The change, which was announced by Biogen, emphasizes that the drug was only studied in people with mild forms of the disease. It makes clear “there are no safety or effectiveness data on initiating treatment at earlier or later stages of the disease than were studied.”

However, the FDA’s initial approval last month did not make any distinctions, and the agency at the time said the drug was meant to treat all forms of the disease. 

The narrow label could make it cheaper for Medicare to cover the drug, which was priced at a staggering $56,000 a year per patient.

Physicians and drug pricing advocates criticized the high cost and broad approval, saying it could wreak havoc on Medicare spending, especially for a drug that had an unproven benefit. Since Alzheimer’s disease primarily affects seniors who are eligible for Medicare, taxpayers will largely foot the bill for the new drug.

Under the narrower label, the company has estimated about 1.5 million people with mild Alzheimer’s would be eligible for the drug. 

Total Medicare spending for all prescription drugs was $37 billion in 2019, but that amount could be blown out of the water if Medicare paid for all eligible patients. 

A Kaiser Family Foundation estimate showed if even 500,000 Alzheimer’s patients on Medicare are prescribed Aduhelm, it would cost the program nearly $29 billion a year.

Alfred Sandrock Jr., head of research and development at Biogen, in a statement said the company submitted the labeling change to clarify the eligible patient population “based on our ongoing conversations with prescribing physicians, FDA and patient advocates.”

But the decision to narrow the label was started at FDA. Agency officials approached Biogen and initiated meetings with the company to clarify labeling.

It’s unusual for a company to agree to narrow a label for a new drug so soon after its approval, and critics said the move by FDA is an attempt to clean up a mess of its own making.

Aduhelm was the first new Alzheimer’s drug approved in nearly 20 years, but the approval came over the near-unanimous objections of the FDA’s expert advisory committee. Three of the agency’s outside advisers resigned over the decision.

Aduhelm is not a cure for Alzheimer’s, and the FDA made its decision without clear evidence that the drug can even slow the progression of the disease.

A key question has been whether the Aduhelm prescribing information supports the treatment of patients at all stages of Alzheimer’s disease.
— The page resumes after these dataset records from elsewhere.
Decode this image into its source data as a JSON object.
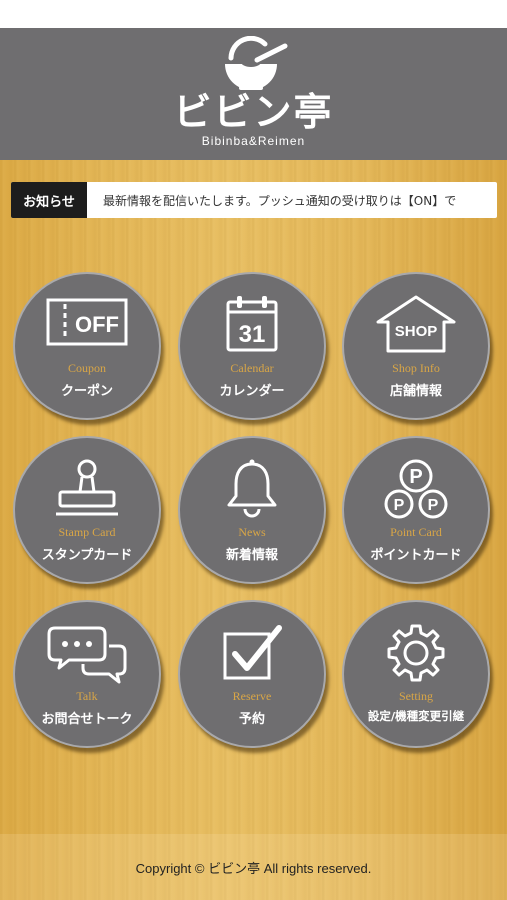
{
  "header": {
    "logo_text": "ビビン亭",
    "logo_sub": "Bibinba&Reimen"
  },
  "news": {
    "label": "お知らせ",
    "text": "最新情報を配信いたします。プッシュ通知の受け取りは【ON】で"
  },
  "menu": [
    {
      "en": "Coupon",
      "jp": "クーポン",
      "icon": "coupon-off-icon",
      "icon_text": "OFF"
    },
    {
      "en": "Calendar",
      "jp": "カレンダー",
      "icon": "calendar-icon",
      "icon_text": "31"
    },
    {
      "en": "Shop Info",
      "jp": "店舗情報",
      "icon": "shop-icon",
      "icon_text": "SHOP"
    },
    {
      "en": "Stamp Card",
      "jp": "スタンプカード",
      "icon": "stamp-icon"
    },
    {
      "en": "News",
      "jp": "新着情報",
      "icon": "bell-icon"
    },
    {
      "en": "Point Card",
      "jp": "ポイントカード",
      "icon": "point-coins-icon",
      "icon_text": "P"
    },
    {
      "en": "Talk",
      "jp": "お問合せトーク",
      "icon": "chat-bubbles-icon"
    },
    {
      "en": "Reserve",
      "jp": "予約",
      "icon": "checkbox-icon"
    },
    {
      "en": "Setting",
      "jp": "設定/機種変更引継",
      "icon": "gear-icon"
    }
  ],
  "footer": {
    "copyright": "Copyright © ビビン亭 All rights reserved."
  },
  "colors": {
    "header_bg": "#6f6e70",
    "tile_bg": "#6f6e70",
    "tile_en_text": "#d9a646",
    "wood_light": "#e8bf63"
  }
}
Hearing these concerns, FDA determined that clarifications could be made to the prescribing information to address this confusion,” the agency said in an e-mailed statement to The Hill. 

Yet the FDA also appeared to leave the door open to broader use of the drug, despite saying its use should be limited.
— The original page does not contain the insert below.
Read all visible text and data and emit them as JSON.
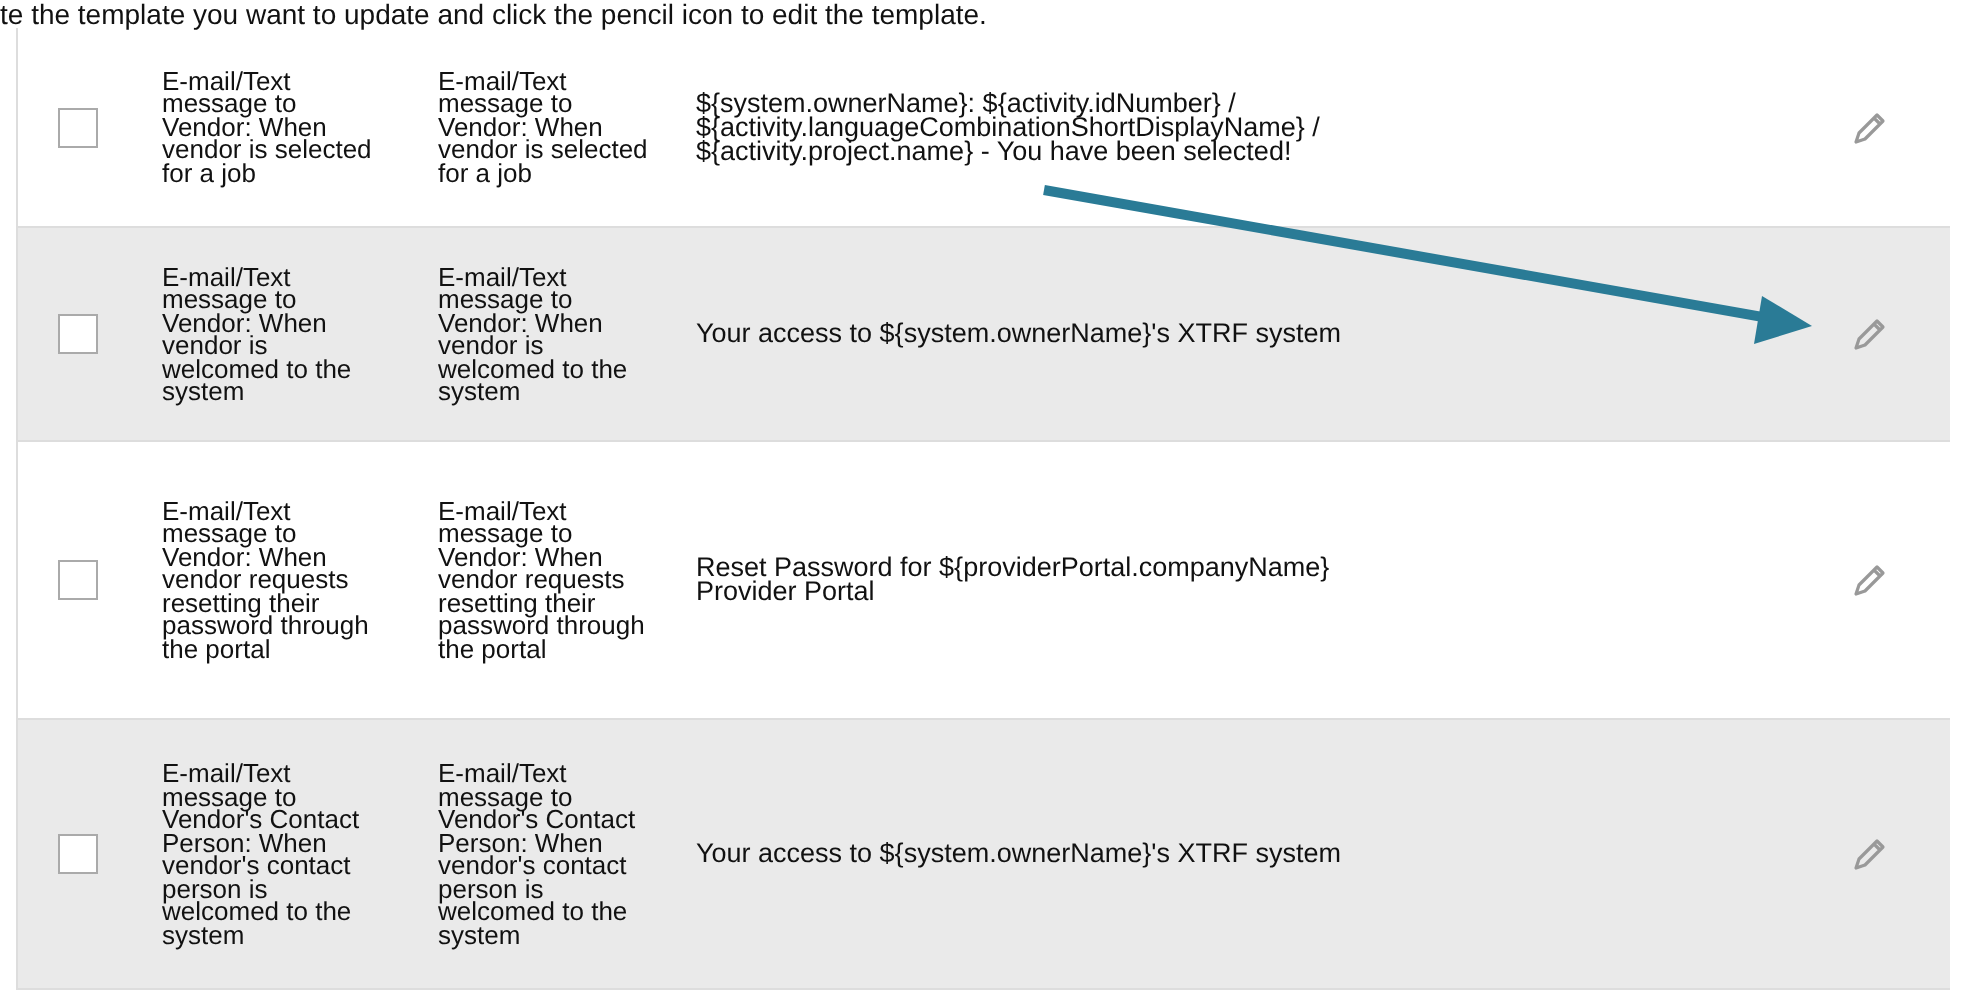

“Some patients may benefit from ongoing treatment even if they progress from mild cognitive impairment or mild dementia to later stages of the disease during treatment with aducanumab,” FDA said. “Prescribers should evaluate their individual patient’s response to treatment with aducanumab and determine if there is potential for benefit with continued treatment.”

The treatment, which is delivered intravenously, is intended to reduce the amount of plaque in the brains of Alzheimer’s patients. Brain plaques are thought to be a contributor to Alzheimer’s disease.
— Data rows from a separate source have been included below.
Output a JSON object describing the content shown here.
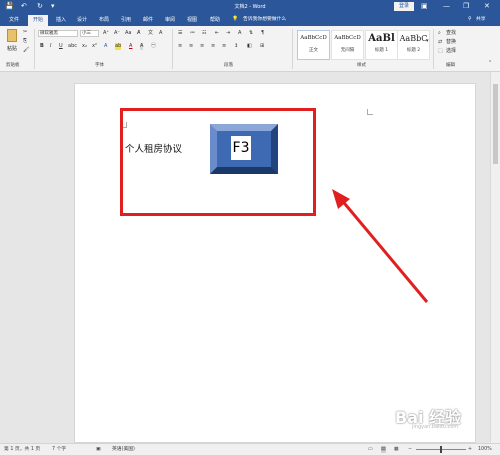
{
  "titlebar": {
    "title": "文档2 - Word",
    "signin": "登录",
    "save_icon": "💾",
    "undo_icon": "↶",
    "redo_icon": "↻",
    "qa_more": "▾",
    "ribbon_opts": "▣",
    "minimize": "—",
    "restore": "❐",
    "close": "✕"
  },
  "tabs": [
    {
      "label": "文件"
    },
    {
      "label": "开始",
      "active": true
    },
    {
      "label": "插入"
    },
    {
      "label": "设计"
    },
    {
      "label": "布局"
    },
    {
      "label": "引用"
    },
    {
      "label": "邮件"
    },
    {
      "label": "审阅"
    },
    {
      "label": "视图"
    },
    {
      "label": "帮助"
    }
  ],
  "tell_me": "告诉我你想要做什么",
  "share": "共享",
  "ribbon": {
    "paste_label": "粘贴",
    "clipboard_label": "剪贴板",
    "font_label": "字体",
    "paragraph_label": "段落",
    "styles_label": "样式",
    "editing_label": "编辑",
    "font_name": "微软雅黑",
    "font_size": "小三",
    "bold": "B",
    "italic": "I",
    "underline": "U",
    "find": "查找",
    "replace": "替换",
    "select": "选择",
    "styles": [
      {
        "preview": "AaBbCcD",
        "name": "正文"
      },
      {
        "preview": "AaBbCcD",
        "name": "无间隔"
      },
      {
        "preview": "AaBl",
        "name": "标题 1"
      },
      {
        "preview": "AaBbC",
        "name": "标题 2"
      }
    ]
  },
  "document": {
    "text": "个人租房协议",
    "key_label": "F3"
  },
  "statusbar": {
    "page": "第 1 页，共 1 页",
    "words": "7 个字",
    "language": "英语(美国)",
    "zoom": "100%"
  },
  "watermark": {
    "text": "Bai 经验",
    "sub": "jingyan.baidu.com"
  },
  "colors": {
    "word_blue": "#2b579a",
    "highlight_red": "#e02020",
    "key_blue": "#3e6ab4"
  }
}
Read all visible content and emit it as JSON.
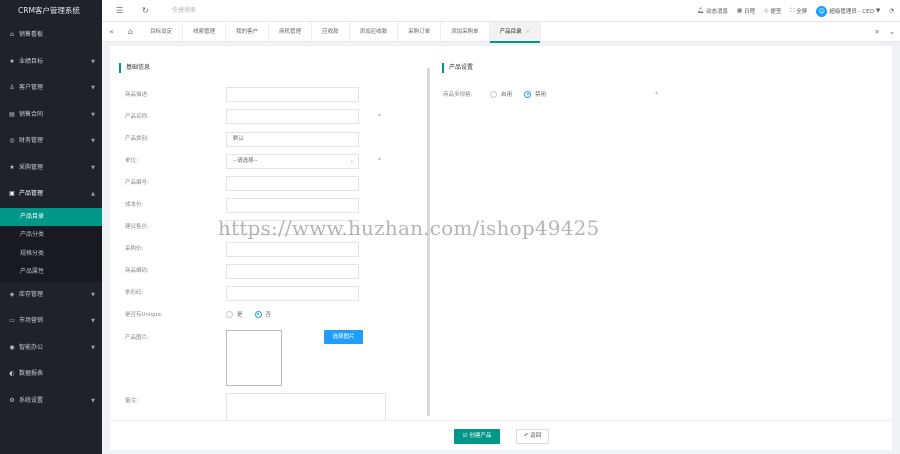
{
  "app": {
    "title": "CRM客户管理系统"
  },
  "sidebar": {
    "items": [
      {
        "label": "销售看板",
        "icon": "home-icon",
        "glyph": "⌂",
        "arrow": ""
      },
      {
        "label": "业绩目标",
        "icon": "star-icon",
        "glyph": "★",
        "arrow": "▼"
      },
      {
        "label": "客户管理",
        "icon": "user-icon",
        "glyph": "♙",
        "arrow": "▼"
      },
      {
        "label": "销售合同",
        "icon": "contract-icon",
        "glyph": "▤",
        "arrow": "▼"
      },
      {
        "label": "财务管理",
        "icon": "finance-icon",
        "glyph": "◎",
        "arrow": "▼"
      },
      {
        "label": "采购管理",
        "icon": "purchase-icon",
        "glyph": "★",
        "arrow": "▼"
      },
      {
        "label": "产品管理",
        "icon": "product-icon",
        "glyph": "▣",
        "arrow": "▲"
      }
    ],
    "sub_items": [
      {
        "label": "产品目录",
        "active": true
      },
      {
        "label": "产品分类",
        "active": false
      },
      {
        "label": "规格分类",
        "active": false
      },
      {
        "label": "产品属性",
        "active": false
      }
    ],
    "items_after": [
      {
        "label": "库存管理",
        "icon": "stock-icon",
        "glyph": "◈",
        "arrow": "▼"
      },
      {
        "label": "市场营销",
        "icon": "marketing-icon",
        "glyph": "▭",
        "arrow": "▼"
      },
      {
        "label": "智能办公",
        "icon": "office-icon",
        "glyph": "◉",
        "arrow": "▼"
      },
      {
        "label": "数据报表",
        "icon": "report-icon",
        "glyph": "◐",
        "arrow": ""
      },
      {
        "label": "系统设置",
        "icon": "settings-icon",
        "glyph": "⚙",
        "arrow": "▼"
      }
    ]
  },
  "topbar": {
    "menu_glyph": "☰",
    "refresh_glyph": "↻",
    "search_placeholder": "快捷搜索",
    "right": [
      {
        "label": "动态消息",
        "icon": "bell-icon",
        "glyph": "🔔︎"
      },
      {
        "label": "日程",
        "icon": "calendar-icon",
        "glyph": "▦"
      },
      {
        "label": "便签",
        "icon": "tag-icon",
        "glyph": "◇"
      },
      {
        "label": "全屏",
        "icon": "fullscreen-icon",
        "glyph": "⛶"
      }
    ],
    "user": {
      "avatar_char": "☺",
      "name": "超级管理员 - CEO",
      "caret": "▼"
    },
    "theme_glyph": "◔"
  },
  "tabs": {
    "nav_left": "«",
    "home_glyph": "⌂",
    "nav_right": "»",
    "items": [
      {
        "label": "目标设定",
        "active": false
      },
      {
        "label": "线索管理",
        "active": false
      },
      {
        "label": "我的客户",
        "active": false
      },
      {
        "label": "商机管理",
        "active": false
      },
      {
        "label": "应收款",
        "active": false
      },
      {
        "label": "添加应收款",
        "active": false
      },
      {
        "label": "采购订单",
        "active": false
      },
      {
        "label": "添加采购单",
        "active": false
      },
      {
        "label": "产品目录",
        "active": true
      }
    ],
    "close_glyph": "×",
    "more_glyph": "⌄"
  },
  "form": {
    "basic_title": "基础信息",
    "product_title": "产品设置",
    "fields": [
      {
        "label": "商品描述:",
        "value": "",
        "type": "input"
      },
      {
        "label": "产品名称:",
        "value": "",
        "type": "input",
        "required": "*"
      },
      {
        "label": "产品类别:",
        "value": "默认",
        "type": "input"
      },
      {
        "label": "单位:",
        "value": "--请选择--",
        "type": "select",
        "required": "*"
      },
      {
        "label": "产品编号:",
        "value": "",
        "type": "input"
      },
      {
        "label": "成本价:",
        "value": "",
        "type": "input"
      },
      {
        "label": "建议售价:",
        "value": "",
        "type": "input"
      },
      {
        "label": "采购价:",
        "value": "",
        "type": "input"
      },
      {
        "label": "商品编码:",
        "value": "",
        "type": "input"
      },
      {
        "label": "条形码:",
        "value": "",
        "type": "input"
      }
    ],
    "unique_code": {
      "label": "是否有Unique:",
      "options": [
        "是",
        "否"
      ],
      "selected": "否"
    },
    "image": {
      "label": "产品图片:",
      "button": "选择图片"
    },
    "remark": {
      "label": "备注:"
    },
    "multi_spec": {
      "label": "商品多规格:",
      "options": [
        "启用",
        "禁用"
      ],
      "selected": "禁用",
      "required": "*"
    }
  },
  "footer": {
    "create_label": "创建产品",
    "create_glyph": "☑",
    "back_label": "返回",
    "back_glyph": "↶"
  },
  "watermark": "https://www.huzhan.com/ishop49425"
}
But the FDA has acknowledged the drug did not demonstrate a clear clinical benefit in terms of actually slowing the progression of Alzheimer’s. Instead, officials have argued that by removing the plaques, Aduhelm “is reasonably likely” to benefit patients, and could potentially slow cognitive decline.

The agency decided to approve the drug under its accelerated approval pathway, which is typically used for rare diseases or drugs with much smaller patient populations.

Two congressional committees in the House have launched an investigation into the FDA’s review of the drug. And lawmakers in the Senate have called for hearings into the drug’s cost and impact on federal spending.